We can cause ourselves needless pain if we pay heed to the wrong sort of feedback. Particularly where that feedback is of a negative kind. Many of us are wired to pay more attention to negative feedback, with the result that we zero in on that, and ignore everything that is positive about ourselves. I know that I have this tendency myself, and so I keep a close watch on this.
Not all negative feedback is bad for us, however. Where the feedback is constructive, we would do well to pay attention to it, and to look for ways in which to improve. However, we need a bit of wisdom to help us to determine which sort of feedback is actually helpful for us.
In this post, I will advise you on what sort of feedback you can happily ignore.
1. Where the feedback is absolutely not true.
Fact is, you know yourself very well. And your friends, family and colleagues know you very well too. Chances are you have been hearing from them over time about certain qualities you possess. These are things you will also know about yourself.
So, if someone comes along and tells you something that runs completely counter to what you have been consistently hearing for years from your friends and family (and confirming within yourself), alarm bells should go off. Very likely that person is way out of line. I would ignore such feedback.
This is why it is important, as a leader, for you to know yourself, and to build up your self-confidence. Then, no-one can shake you. You will be secure enough to accept true, constructive criticism, and to reject things that do not reflect your true nature.

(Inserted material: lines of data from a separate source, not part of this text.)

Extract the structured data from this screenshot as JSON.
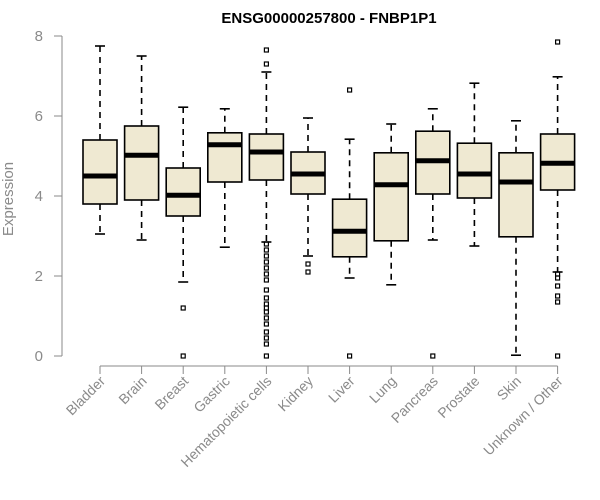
{
  "chart_data": {
    "type": "boxplot",
    "title": "ENSG00000257800 - FNBP1P1",
    "ylabel": "Expression",
    "ylim": [
      0,
      8
    ],
    "yticks": [
      0,
      2,
      4,
      6,
      8
    ],
    "categories": [
      "Bladder",
      "Brain",
      "Breast",
      "Gastric",
      "Hematopoietic cells",
      "Kidney",
      "Liver",
      "Lung",
      "Pancreas",
      "Prostate",
      "Skin",
      "Unknown / Other"
    ],
    "boxes": [
      {
        "min": 3.05,
        "q1": 3.8,
        "median": 4.5,
        "q3": 5.4,
        "max": 7.75,
        "outliers": []
      },
      {
        "min": 2.9,
        "q1": 3.9,
        "median": 5.02,
        "q3": 5.75,
        "max": 7.5,
        "outliers": []
      },
      {
        "min": 1.85,
        "q1": 3.5,
        "median": 4.02,
        "q3": 4.7,
        "max": 6.22,
        "outliers": [
          1.2,
          0.0
        ]
      },
      {
        "min": 2.72,
        "q1": 4.35,
        "median": 5.28,
        "q3": 5.58,
        "max": 6.18,
        "outliers": []
      },
      {
        "min": 2.85,
        "q1": 4.4,
        "median": 5.1,
        "q3": 5.55,
        "max": 7.1,
        "outliers": [
          7.65,
          7.3,
          2.8,
          2.65,
          2.5,
          2.35,
          2.2,
          2.05,
          1.9,
          1.65,
          1.45,
          1.3,
          1.2,
          1.1,
          0.95,
          0.8,
          0.6,
          0.45,
          0.3,
          0.0
        ]
      },
      {
        "min": 2.5,
        "q1": 4.05,
        "median": 4.55,
        "q3": 5.1,
        "max": 5.95,
        "outliers": [
          2.3,
          2.1
        ]
      },
      {
        "min": 1.95,
        "q1": 2.48,
        "median": 3.12,
        "q3": 3.92,
        "max": 5.42,
        "outliers": [
          6.65,
          0.0
        ]
      },
      {
        "min": 1.78,
        "q1": 2.88,
        "median": 4.28,
        "q3": 5.08,
        "max": 5.8,
        "outliers": []
      },
      {
        "min": 2.9,
        "q1": 4.05,
        "median": 4.88,
        "q3": 5.62,
        "max": 6.18,
        "outliers": [
          0.0
        ]
      },
      {
        "min": 2.75,
        "q1": 3.95,
        "median": 4.55,
        "q3": 5.32,
        "max": 6.82,
        "outliers": []
      },
      {
        "min": 0.02,
        "q1": 2.98,
        "median": 4.35,
        "q3": 5.08,
        "max": 5.88,
        "outliers": []
      },
      {
        "min": 2.1,
        "q1": 4.15,
        "median": 4.82,
        "q3": 5.55,
        "max": 6.98,
        "outliers": [
          7.85,
          2.05,
          1.95,
          1.75,
          1.5,
          1.35,
          0.0
        ]
      }
    ],
    "box_fill": "#efe9d2",
    "grid": false,
    "legend": "none"
  }
}
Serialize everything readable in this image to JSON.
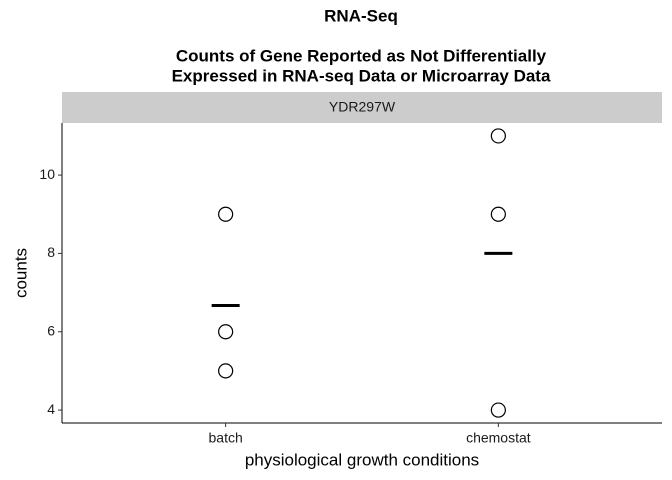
{
  "chart_data": {
    "type": "strip",
    "title": "RNA-Seq",
    "subtitle": [
      "Counts of Gene Reported as Not Differentially",
      "Expressed in RNA-seq Data or Microarray Data"
    ],
    "facet": "YDR297W",
    "x_label": "physiological growth conditions",
    "y_label": "counts",
    "categories": [
      "batch",
      "chemostat"
    ],
    "values": [
      [
        9,
        6,
        5
      ],
      [
        11,
        9,
        4
      ]
    ],
    "mean_values": [
      6.67,
      8
    ],
    "ylim": [
      3.67,
      11.33
    ],
    "yticks": [
      4,
      6,
      8,
      10
    ],
    "color": "#000000"
  }
}
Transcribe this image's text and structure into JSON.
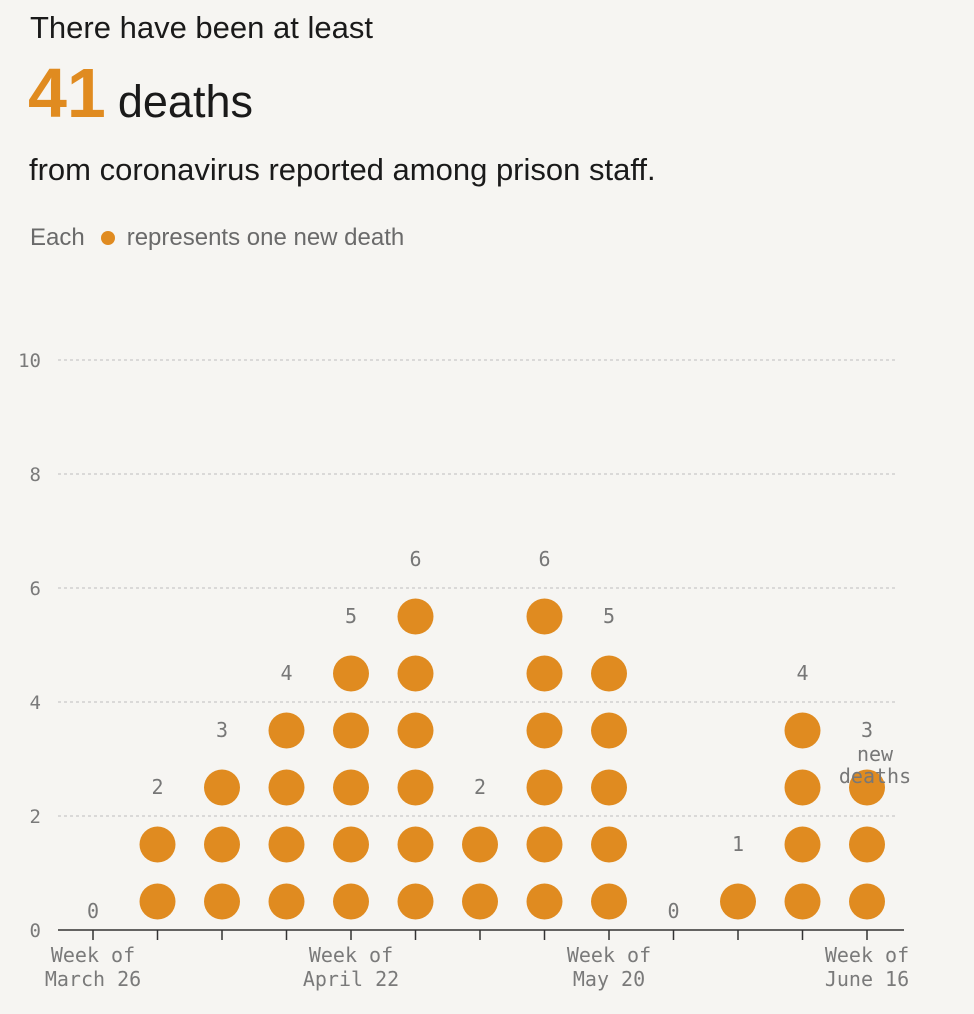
{
  "header": {
    "intro": "There have been at least",
    "total": "41",
    "total_label": "deaths",
    "subline": "from coronavirus reported among prison staff.",
    "legend_prefix": "Each",
    "legend_suffix": "represents one new death"
  },
  "colors": {
    "dot": "#e08b20",
    "grid": "#bdbdbd",
    "axis_text": "#7a7a7a",
    "label_text": "#777777"
  },
  "chart_data": {
    "type": "scatter",
    "title": "",
    "xlabel": "",
    "ylabel": "",
    "ylim": [
      0,
      10
    ],
    "yticks": [
      0,
      2,
      4,
      6,
      8,
      10
    ],
    "grid": true,
    "categories": [
      "Week of March 26",
      "",
      "",
      "",
      "Week of April 22",
      "",
      "",
      "",
      "Week of May 20",
      "",
      "",
      "",
      "Week of June 16"
    ],
    "x_tick_labels": [
      {
        "line1": "Week of",
        "line2": "March 26"
      },
      {
        "line1": "Week of",
        "line2": "April 22"
      },
      {
        "line1": "Week of",
        "line2": "May 20"
      },
      {
        "line1": "Week of",
        "line2": "June 16"
      }
    ],
    "values": [
      0,
      2,
      3,
      4,
      5,
      6,
      2,
      6,
      5,
      0,
      1,
      4,
      3
    ],
    "last_label_suffix": [
      "new",
      "deaths"
    ]
  }
}
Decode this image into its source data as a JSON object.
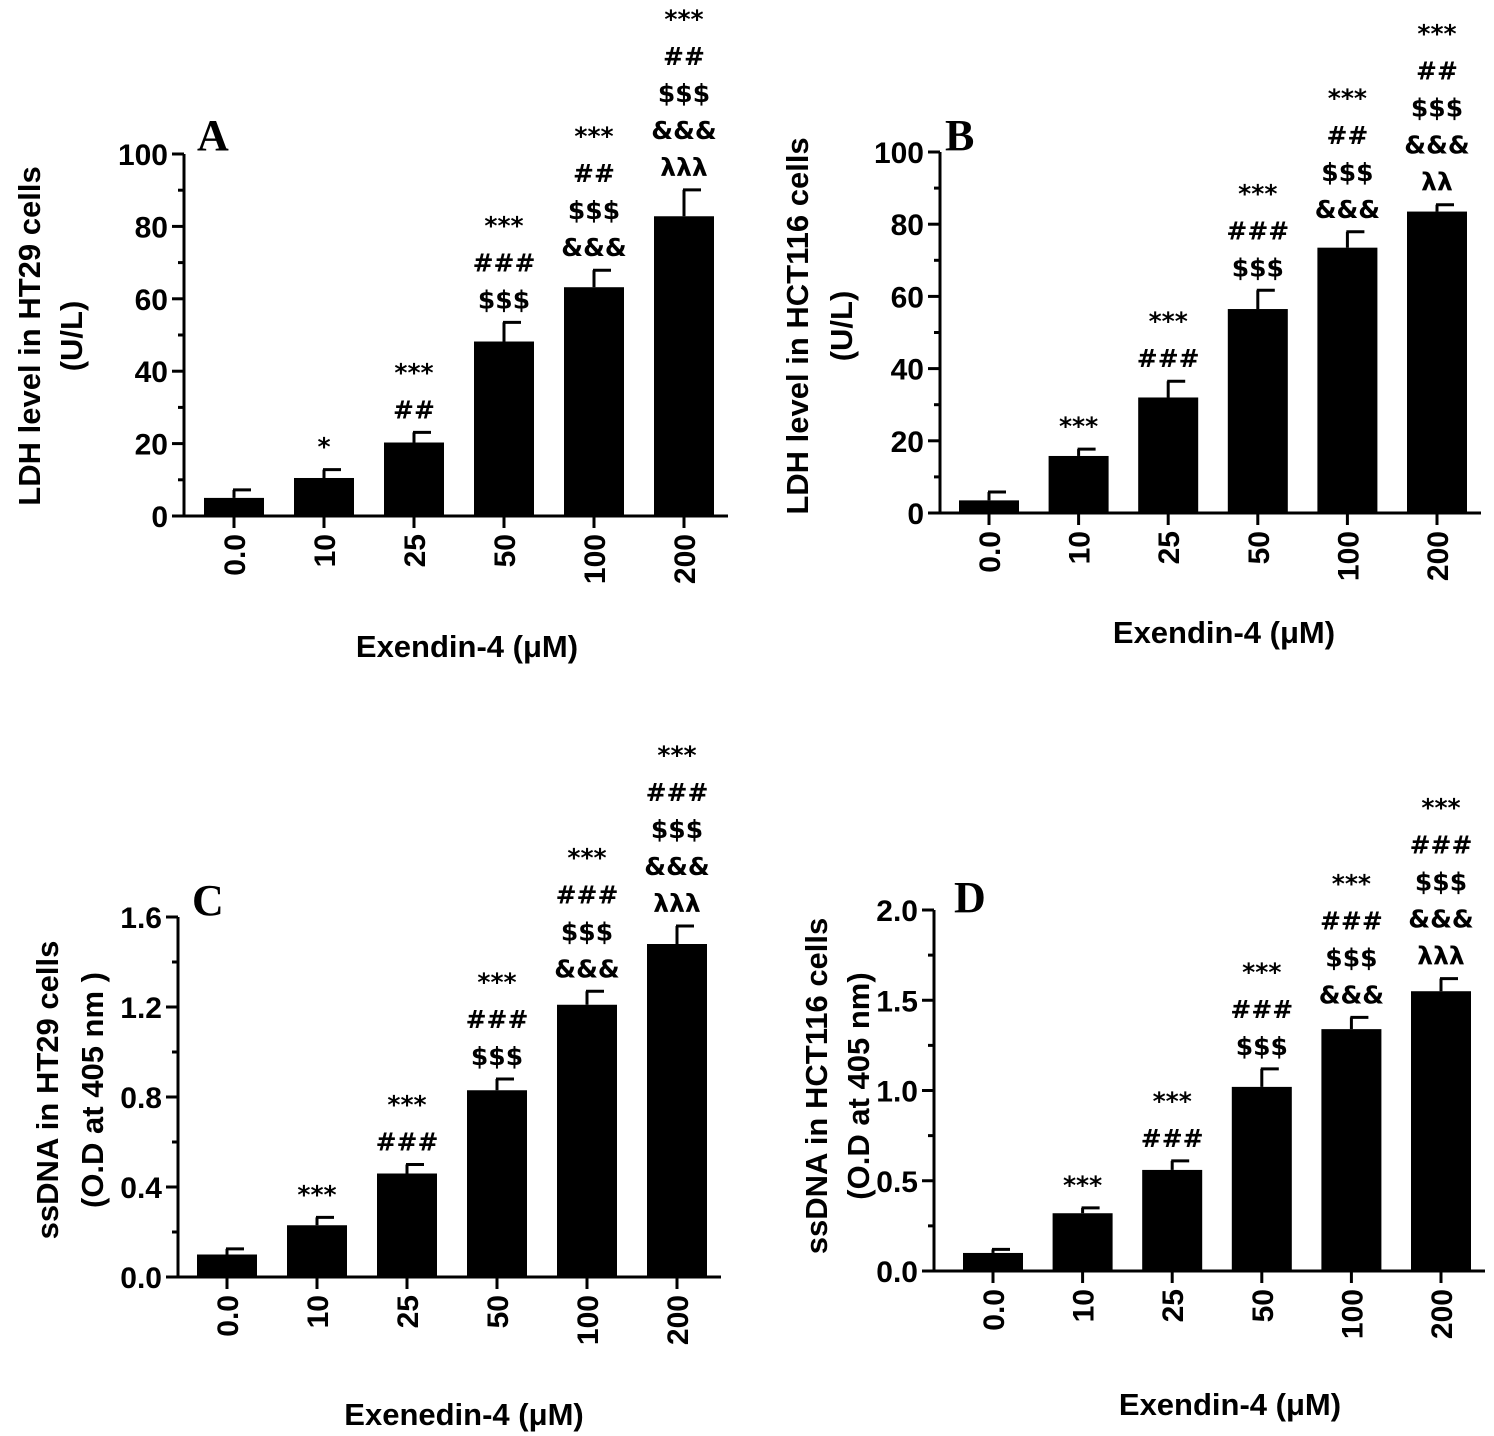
{
  "chart_data": [
    {
      "type": "bar",
      "panel": "A",
      "categories": [
        "0.0",
        "10",
        "25",
        "50",
        "100",
        "200"
      ],
      "values": [
        5,
        10.5,
        20.3,
        48.2,
        63.2,
        82.8
      ],
      "errors": [
        2.2,
        2.3,
        2.8,
        5.3,
        4.7,
        7.3
      ],
      "ylim": [
        0,
        100
      ],
      "yticks": [
        "0",
        "20",
        "40",
        "60",
        "80",
        "100"
      ],
      "ylabel": [
        "LDH level in HT29 cells",
        "(U/L)"
      ],
      "xlabel": "Exendin-4 (μM)",
      "significance": [
        [],
        [
          "*"
        ],
        [
          "***",
          "##"
        ],
        [
          "***",
          "###",
          "$$$"
        ],
        [
          "***",
          "##",
          "$$$",
          "&&&"
        ],
        [
          "***",
          "##",
          "$$$",
          "&&&",
          "λλλ"
        ]
      ]
    },
    {
      "type": "bar",
      "panel": "B",
      "categories": [
        "0.0",
        "10",
        "25",
        "50",
        "100",
        "200"
      ],
      "values": [
        3.5,
        15.8,
        32,
        56.5,
        73.5,
        83.5
      ],
      "errors": [
        2.3,
        1.9,
        4.5,
        5.2,
        4.4,
        1.9
      ],
      "ylim": [
        0,
        100
      ],
      "yticks": [
        "0",
        "20",
        "40",
        "60",
        "80",
        "100"
      ],
      "ylabel": [
        "LDH level in HCT116 cells",
        "(U/L)"
      ],
      "xlabel": "Exendin-4 (μM)",
      "significance": [
        [],
        [
          "***"
        ],
        [
          "***",
          "###"
        ],
        [
          "***",
          "###",
          "$$$"
        ],
        [
          "***",
          "##",
          "$$$",
          "&&&"
        ],
        [
          "***",
          "##",
          "$$$",
          "&&&",
          "λλ"
        ]
      ]
    },
    {
      "type": "bar",
      "panel": "C",
      "categories": [
        "0.0",
        "10",
        "25",
        "50",
        "100",
        "200"
      ],
      "values": [
        0.1,
        0.23,
        0.46,
        0.83,
        1.21,
        1.48
      ],
      "errors": [
        0.025,
        0.035,
        0.04,
        0.05,
        0.06,
        0.08
      ],
      "ylim": [
        0,
        1.6
      ],
      "yticks": [
        "0.0",
        "0.4",
        "0.8",
        "1.2",
        "1.6"
      ],
      "ylabel": [
        "ssDNA in  HT29 cells",
        "(O.D at 405 nm )"
      ],
      "xlabel": "Exenedin-4 (μM)",
      "significance": [
        [],
        [
          "***"
        ],
        [
          "***",
          "###"
        ],
        [
          "***",
          "###",
          "$$$"
        ],
        [
          "***",
          "###",
          "$$$",
          "&&&"
        ],
        [
          "***",
          "###",
          "$$$",
          "&&&",
          "λλλ"
        ]
      ]
    },
    {
      "type": "bar",
      "panel": "D",
      "categories": [
        "0.0",
        "10",
        "25",
        "50",
        "100",
        "200"
      ],
      "values": [
        0.1,
        0.32,
        0.56,
        1.02,
        1.34,
        1.55
      ],
      "errors": [
        0.02,
        0.03,
        0.05,
        0.1,
        0.065,
        0.07
      ],
      "ylim": [
        0,
        2
      ],
      "yticks": [
        "0.0",
        "0.5",
        "1.0",
        "1.5",
        "2.0"
      ],
      "ylabel": [
        "ssDNA in HCT116 cells",
        "(O.D at 405 nm)"
      ],
      "xlabel": "Exendin-4 (μM)",
      "significance": [
        [],
        [
          "***"
        ],
        [
          "***",
          "###"
        ],
        [
          "***",
          "###",
          "$$$"
        ],
        [
          "***",
          "###",
          "$$$",
          "&&&"
        ],
        [
          "***",
          "###",
          "$$$",
          "&&&",
          "λλλ"
        ]
      ]
    }
  ]
}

2. Where the person giving the feedback has an ulterior motive.
Whenever someone gives you critical or negative feedback, first ask yourself if there is any possible truth to the comment. It is a difficult question, but answer it honestly to yourself. Also confirm with those who know you well, to see if they recognize any elements of truth (see point 1. above).
If you do not recognize yourself (and your close friends and colleagues also do not recognize you) in the feedback given, it may well be that something else is at play. Does the person who gave you the feedback have an ulterior motive? Perhaps he is your Manager, and is threatened by your progress at work? This is a likely scenario. The point here is this: don’t swallow all feedback, hook, line, and sinker. If you do not recognize yourself in feedback given, you would be wise to discover if something else is going on behind the comments.
3. Where there is nothing to learn from the feedback.
It could be that the feedback is correct, but that there is nothing for you to learn from it.
If you focus too much on everything you hear about yourself, you risk becoming too introspective, and seeing everything in life as something for you to improve upon.
Stop. Don’t be too down on yourself. For example, if the feedback relates to one of your weaknesses (and we all have those), and you have done all you can to address the issue, and to limit any damage arising from this weakness, there is quite simply, nothing further for you to do. We are all human, and no-one is perfect. The most important thing is to work towards the best results, and to be authentic in all you do.
As leaders, we must be open to feedback. However, we must also know what we should ignore.